Nor does the fact that youth largely controls the risk that his conduct will result in further revocation proceedings furnish a basis for concluding that the juvenile court’s order has no practical effect. Again, cases involving adult offenders provide a useful analogy. For example, in State v. Meyer, 12 Or App 486, 507 P2d 824 (1973), this court held that a judgment that erroneously failed to merge certain convictions was not moot merely because the defendant remained incarcerated on a separate valid judgment of conviction. The court reasoned:
“Whether defendant stands convicted of one or two felonies can have a variety of collateral consequences for him; for example in those states that do have habitual criminal laws. As we said in State v. Farr, [8 Or App 78, 82 n 1, 492 P2d 305 (1971)]:
*291“‘* * * The error substantially affects defendant’s status by placing one felony conviction against him which should not exist.’ ” Id. at 493.
Of course youth, like the defendant in Meyer, ultimately has the choice whether to engáge in conduct that might expose him to further confinement. Nonetheless, his appeal is not moot for that reason.
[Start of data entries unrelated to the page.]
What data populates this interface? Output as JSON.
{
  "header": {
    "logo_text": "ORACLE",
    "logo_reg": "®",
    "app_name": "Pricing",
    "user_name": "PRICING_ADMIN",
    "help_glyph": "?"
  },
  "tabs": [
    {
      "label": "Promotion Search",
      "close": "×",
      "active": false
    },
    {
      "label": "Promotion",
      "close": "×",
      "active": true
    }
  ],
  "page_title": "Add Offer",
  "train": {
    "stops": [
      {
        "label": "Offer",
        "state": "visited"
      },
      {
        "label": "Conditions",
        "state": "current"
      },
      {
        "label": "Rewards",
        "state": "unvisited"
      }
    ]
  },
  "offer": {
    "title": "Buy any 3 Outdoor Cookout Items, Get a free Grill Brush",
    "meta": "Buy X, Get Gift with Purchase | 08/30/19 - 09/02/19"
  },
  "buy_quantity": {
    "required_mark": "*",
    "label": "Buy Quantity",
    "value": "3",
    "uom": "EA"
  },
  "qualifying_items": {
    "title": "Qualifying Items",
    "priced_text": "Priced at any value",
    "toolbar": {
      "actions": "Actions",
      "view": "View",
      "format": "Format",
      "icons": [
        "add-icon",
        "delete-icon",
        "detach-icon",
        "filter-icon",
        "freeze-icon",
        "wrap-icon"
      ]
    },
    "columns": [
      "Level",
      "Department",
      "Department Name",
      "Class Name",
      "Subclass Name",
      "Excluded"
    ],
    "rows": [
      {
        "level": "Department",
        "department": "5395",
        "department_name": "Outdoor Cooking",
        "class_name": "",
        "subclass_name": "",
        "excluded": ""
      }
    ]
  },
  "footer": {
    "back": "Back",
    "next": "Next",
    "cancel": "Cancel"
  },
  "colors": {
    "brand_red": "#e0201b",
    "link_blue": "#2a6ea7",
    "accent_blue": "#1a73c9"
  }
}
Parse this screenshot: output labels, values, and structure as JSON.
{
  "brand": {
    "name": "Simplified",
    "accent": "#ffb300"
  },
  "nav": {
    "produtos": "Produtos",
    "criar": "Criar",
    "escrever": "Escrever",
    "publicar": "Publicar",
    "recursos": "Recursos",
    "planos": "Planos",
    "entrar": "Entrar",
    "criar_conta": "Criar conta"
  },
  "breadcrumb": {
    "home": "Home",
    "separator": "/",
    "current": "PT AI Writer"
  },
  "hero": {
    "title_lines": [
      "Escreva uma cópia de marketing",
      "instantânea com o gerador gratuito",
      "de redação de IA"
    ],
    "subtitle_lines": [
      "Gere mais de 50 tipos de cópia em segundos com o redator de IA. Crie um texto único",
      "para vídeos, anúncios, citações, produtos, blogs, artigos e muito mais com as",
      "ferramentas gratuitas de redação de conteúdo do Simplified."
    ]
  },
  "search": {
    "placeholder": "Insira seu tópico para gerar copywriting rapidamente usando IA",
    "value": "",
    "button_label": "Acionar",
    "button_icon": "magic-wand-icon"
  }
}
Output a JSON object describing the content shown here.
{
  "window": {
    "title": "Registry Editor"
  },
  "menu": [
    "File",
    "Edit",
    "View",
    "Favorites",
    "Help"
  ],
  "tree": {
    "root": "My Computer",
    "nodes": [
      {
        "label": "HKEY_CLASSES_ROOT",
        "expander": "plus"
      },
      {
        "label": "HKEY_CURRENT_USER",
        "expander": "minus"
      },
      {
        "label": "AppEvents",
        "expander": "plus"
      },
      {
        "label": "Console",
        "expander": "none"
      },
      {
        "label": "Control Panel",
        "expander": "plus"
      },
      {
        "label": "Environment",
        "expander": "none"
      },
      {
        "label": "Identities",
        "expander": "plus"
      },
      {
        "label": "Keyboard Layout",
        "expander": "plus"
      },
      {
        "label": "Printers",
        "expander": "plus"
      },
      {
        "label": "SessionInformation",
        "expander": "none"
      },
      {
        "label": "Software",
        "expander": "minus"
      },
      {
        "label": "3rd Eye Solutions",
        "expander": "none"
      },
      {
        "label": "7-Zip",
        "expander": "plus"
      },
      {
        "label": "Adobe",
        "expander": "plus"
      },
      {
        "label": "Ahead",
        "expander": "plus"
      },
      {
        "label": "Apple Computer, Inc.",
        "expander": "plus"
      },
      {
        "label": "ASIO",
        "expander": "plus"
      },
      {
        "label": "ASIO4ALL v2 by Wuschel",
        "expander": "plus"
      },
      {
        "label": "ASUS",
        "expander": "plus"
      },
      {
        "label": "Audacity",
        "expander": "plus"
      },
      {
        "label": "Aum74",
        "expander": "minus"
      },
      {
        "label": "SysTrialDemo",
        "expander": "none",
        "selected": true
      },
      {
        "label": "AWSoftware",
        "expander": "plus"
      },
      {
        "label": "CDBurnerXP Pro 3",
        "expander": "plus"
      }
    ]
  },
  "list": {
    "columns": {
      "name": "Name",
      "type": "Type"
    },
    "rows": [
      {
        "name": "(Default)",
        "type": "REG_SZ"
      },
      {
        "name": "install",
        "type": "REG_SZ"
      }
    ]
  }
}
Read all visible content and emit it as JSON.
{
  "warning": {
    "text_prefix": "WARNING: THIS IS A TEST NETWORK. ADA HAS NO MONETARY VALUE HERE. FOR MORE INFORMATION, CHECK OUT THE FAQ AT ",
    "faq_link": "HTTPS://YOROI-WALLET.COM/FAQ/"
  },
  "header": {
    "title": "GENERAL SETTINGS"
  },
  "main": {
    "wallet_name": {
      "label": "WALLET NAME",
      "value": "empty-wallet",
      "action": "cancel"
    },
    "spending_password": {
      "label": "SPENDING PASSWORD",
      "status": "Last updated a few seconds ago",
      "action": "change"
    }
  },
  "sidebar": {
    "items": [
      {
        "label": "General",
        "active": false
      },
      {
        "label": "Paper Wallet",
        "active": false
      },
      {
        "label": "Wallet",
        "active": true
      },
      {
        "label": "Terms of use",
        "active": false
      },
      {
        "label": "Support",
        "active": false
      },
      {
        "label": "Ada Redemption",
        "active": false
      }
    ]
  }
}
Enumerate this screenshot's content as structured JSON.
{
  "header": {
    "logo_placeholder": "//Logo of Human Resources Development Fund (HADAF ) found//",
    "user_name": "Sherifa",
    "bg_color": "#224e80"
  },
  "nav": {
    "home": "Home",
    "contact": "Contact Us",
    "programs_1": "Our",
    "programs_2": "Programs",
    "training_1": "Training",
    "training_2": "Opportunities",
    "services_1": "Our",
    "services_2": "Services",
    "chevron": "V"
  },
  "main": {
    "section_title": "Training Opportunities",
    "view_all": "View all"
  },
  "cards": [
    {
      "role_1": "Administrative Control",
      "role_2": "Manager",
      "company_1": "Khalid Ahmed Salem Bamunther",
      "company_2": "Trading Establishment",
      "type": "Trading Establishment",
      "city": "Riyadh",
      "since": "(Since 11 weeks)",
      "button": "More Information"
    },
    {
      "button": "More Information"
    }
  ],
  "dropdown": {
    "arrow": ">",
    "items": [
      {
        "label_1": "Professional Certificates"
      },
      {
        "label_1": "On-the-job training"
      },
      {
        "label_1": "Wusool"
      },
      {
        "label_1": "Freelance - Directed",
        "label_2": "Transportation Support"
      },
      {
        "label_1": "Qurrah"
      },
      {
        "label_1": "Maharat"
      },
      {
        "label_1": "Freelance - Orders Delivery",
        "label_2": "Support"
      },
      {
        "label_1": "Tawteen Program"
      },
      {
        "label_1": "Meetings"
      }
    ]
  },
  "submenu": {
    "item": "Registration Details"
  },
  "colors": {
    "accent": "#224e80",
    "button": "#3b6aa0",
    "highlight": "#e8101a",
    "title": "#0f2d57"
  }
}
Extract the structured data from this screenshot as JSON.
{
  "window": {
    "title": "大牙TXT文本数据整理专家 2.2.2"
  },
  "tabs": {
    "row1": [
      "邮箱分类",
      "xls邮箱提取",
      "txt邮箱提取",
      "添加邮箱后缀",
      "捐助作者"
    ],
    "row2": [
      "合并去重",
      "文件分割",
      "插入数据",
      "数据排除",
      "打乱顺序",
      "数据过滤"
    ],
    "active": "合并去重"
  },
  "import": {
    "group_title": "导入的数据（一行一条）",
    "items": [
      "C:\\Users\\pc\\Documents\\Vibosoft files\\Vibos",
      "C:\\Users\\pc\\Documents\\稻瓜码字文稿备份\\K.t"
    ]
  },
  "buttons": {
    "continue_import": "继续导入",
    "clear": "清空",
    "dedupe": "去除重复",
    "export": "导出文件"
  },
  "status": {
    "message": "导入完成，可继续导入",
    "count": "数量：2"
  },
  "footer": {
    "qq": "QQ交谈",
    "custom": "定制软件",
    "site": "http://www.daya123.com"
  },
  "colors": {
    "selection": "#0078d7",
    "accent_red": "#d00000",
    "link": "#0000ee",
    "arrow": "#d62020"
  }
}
Because I also agree with the majority’s conclusion that the trial court erred in denying youth’s request for a set-over of the commitment hearing, I concur.
Linder, J., joins in this concurrence.

 As noted in Odie v. Thompson, 174 Or App 506, 510 n 2, 26 P3d 177 (2001), the plaintiff in Barnes did not rely on ORS 144.085, and we did not discuss it. That statute may significantly limit the Board’s discretion to defer a change to inactive supervision for offenders who have been convicted of most felony offenses. See ORS 144.085(2).